Amazing - thanks a lot, sounds great i will use this.
hi it is good but please can u let us know hw to perform the search. the URL you provided is not getting executed. "mydb" does it refer to the database name?? please reply
this article looks good, but is it compatible with all sql versions ? For me its not working, but i am just a beginner and dont know my database version.
sounds great i will use this.
amazing article thanks a lot. This sounds great and i will use this next time.
how do you support binary files ? like PDF ? I thought this is why we need CouchDB-Lucene or CouchDB-Solr
looks really good, i'll try that.
yeap, i've tried and its good and working. thanks for posting.
Nice article, well written and explained... and nice sense of humour :) I'm thinking if I could use couchdb for a project on 12m+ documents that now is being built on hadoop+solr. Do you think it would suffer from performance? Is couchdb a solution (and performing better) for the task? Thanks for the article.
nice sourcecode I saved that for testing it by my self, thanks a lot
Thank you for this nice article. I'am going to try it.
Frohes neues Jahr 2010 wünscht Euch Maike
Very interesting site.
Wow this works fine. THanks a lot!
This is great, exactly what I was looking for. I will make a great search.
Hey great article. Keep up the good work.
I would suggest to sort the permutations before emitting them:
Otherwise you need to know the order of the words in the title to find a document.
Now you can sort your key on client side and fetch all documents titled "hello world my friend" like this:
Sorting permutations doesn't make any sense, so I think I have to clarify my comment.
The permute() function shown in your post doesn't compute permutations, instead it yields all subgroups:
So, if you want to find a document with "one" and "two" in the title, the key ["one", "two"] wouldn't find it, but the permutation ["two", "one"] does.
A solution is to sort all subgroups and the keys, or emit all subgroups and their permutations.

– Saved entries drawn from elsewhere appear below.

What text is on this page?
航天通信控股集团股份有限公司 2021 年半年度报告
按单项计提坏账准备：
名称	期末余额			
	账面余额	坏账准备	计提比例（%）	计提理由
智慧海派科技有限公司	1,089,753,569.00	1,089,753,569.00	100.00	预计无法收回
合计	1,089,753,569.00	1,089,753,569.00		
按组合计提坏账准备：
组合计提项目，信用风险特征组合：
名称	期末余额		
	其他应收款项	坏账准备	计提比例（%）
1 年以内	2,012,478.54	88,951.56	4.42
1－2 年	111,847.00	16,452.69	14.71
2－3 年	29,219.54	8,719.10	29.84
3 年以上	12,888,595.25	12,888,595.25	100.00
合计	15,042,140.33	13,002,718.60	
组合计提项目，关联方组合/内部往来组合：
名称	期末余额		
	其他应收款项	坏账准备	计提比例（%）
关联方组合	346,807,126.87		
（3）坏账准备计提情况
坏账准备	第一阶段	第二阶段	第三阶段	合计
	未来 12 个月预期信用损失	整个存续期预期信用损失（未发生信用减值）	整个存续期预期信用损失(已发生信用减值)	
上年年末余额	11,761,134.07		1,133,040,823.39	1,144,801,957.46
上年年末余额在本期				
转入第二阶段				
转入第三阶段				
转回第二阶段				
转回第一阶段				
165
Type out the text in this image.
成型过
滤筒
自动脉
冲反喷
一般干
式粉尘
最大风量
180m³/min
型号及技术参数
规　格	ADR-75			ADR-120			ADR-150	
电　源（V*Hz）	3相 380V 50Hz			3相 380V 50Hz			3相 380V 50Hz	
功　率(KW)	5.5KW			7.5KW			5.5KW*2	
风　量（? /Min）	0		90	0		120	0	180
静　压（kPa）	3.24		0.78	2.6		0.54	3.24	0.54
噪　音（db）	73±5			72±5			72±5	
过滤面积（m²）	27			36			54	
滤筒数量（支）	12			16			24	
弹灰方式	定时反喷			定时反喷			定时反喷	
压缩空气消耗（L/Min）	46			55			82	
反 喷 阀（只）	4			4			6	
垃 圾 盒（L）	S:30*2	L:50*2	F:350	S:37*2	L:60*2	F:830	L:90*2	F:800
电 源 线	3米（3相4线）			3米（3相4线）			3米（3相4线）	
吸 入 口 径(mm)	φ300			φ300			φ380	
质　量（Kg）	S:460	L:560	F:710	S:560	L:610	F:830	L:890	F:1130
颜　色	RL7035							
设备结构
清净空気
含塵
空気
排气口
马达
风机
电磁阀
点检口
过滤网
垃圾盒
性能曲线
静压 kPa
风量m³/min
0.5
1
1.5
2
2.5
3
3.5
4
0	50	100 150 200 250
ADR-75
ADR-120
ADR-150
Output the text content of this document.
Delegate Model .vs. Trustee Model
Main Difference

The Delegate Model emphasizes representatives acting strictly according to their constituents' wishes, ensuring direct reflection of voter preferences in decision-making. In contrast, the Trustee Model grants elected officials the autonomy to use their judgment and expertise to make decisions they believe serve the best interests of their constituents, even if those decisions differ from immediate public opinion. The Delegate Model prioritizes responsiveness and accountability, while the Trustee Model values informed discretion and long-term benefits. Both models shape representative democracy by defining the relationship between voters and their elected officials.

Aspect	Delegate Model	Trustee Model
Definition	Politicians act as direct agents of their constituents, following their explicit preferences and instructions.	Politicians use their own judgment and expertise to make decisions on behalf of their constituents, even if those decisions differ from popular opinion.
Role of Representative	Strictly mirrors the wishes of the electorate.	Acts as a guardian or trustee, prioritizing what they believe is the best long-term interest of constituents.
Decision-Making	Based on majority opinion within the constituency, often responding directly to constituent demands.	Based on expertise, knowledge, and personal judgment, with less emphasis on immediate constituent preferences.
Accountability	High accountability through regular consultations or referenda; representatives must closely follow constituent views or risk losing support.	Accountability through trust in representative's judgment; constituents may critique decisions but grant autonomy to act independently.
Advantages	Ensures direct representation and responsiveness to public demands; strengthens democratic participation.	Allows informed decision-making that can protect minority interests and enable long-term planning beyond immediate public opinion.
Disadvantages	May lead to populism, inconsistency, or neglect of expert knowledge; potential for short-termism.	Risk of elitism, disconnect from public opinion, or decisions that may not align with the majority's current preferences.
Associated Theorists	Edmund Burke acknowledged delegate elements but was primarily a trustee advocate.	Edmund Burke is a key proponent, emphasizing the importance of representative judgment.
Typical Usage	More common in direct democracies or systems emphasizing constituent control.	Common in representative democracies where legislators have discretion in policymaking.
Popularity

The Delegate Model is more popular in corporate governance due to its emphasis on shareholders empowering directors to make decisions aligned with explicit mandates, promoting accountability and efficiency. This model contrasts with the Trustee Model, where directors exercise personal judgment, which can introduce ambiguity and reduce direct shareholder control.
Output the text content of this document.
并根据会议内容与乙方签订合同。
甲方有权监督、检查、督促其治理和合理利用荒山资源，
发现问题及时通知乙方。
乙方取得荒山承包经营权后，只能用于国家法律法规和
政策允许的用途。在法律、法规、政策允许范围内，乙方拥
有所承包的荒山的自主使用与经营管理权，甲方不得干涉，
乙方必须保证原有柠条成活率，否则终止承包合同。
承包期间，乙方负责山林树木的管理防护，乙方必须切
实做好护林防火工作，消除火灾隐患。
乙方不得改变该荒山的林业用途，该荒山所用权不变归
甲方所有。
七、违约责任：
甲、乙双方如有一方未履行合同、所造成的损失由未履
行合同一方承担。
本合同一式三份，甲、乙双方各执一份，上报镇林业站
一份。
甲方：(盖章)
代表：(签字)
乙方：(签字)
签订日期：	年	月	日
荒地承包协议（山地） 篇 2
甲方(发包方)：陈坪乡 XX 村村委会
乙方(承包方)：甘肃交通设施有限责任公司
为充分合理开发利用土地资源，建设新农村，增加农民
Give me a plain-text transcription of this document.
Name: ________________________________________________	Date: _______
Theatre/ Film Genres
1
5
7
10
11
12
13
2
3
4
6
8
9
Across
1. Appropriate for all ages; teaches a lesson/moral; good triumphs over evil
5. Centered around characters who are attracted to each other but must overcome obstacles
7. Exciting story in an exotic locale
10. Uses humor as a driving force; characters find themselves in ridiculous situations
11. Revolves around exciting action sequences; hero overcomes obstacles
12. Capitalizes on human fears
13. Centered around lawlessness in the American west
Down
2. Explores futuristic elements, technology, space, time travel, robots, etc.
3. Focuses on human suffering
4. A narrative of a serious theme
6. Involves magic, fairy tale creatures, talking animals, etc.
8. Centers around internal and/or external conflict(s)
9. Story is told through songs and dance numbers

hallo, beim Surfen in der Google, habe ich dieser sehr Hilfreiche Seite entdeckt, sehr gelungen, mit Freundliche Grüße aus Duisburg
Ich gratuliere zur informativen Seite. Schön, dass es noch Leute mit Ideen gibt. Liebe Grüsse, Mikail
Ich bin auch total begeistert! Echt spannender Artikel!
Hey thank you for this good article. well done!
Nice to have people out there, who still have ideas. Very nice article. Keep it up!
Haven't tried this yet. I even haven't used couchdb until today. will try it now. Thanks for the tipps.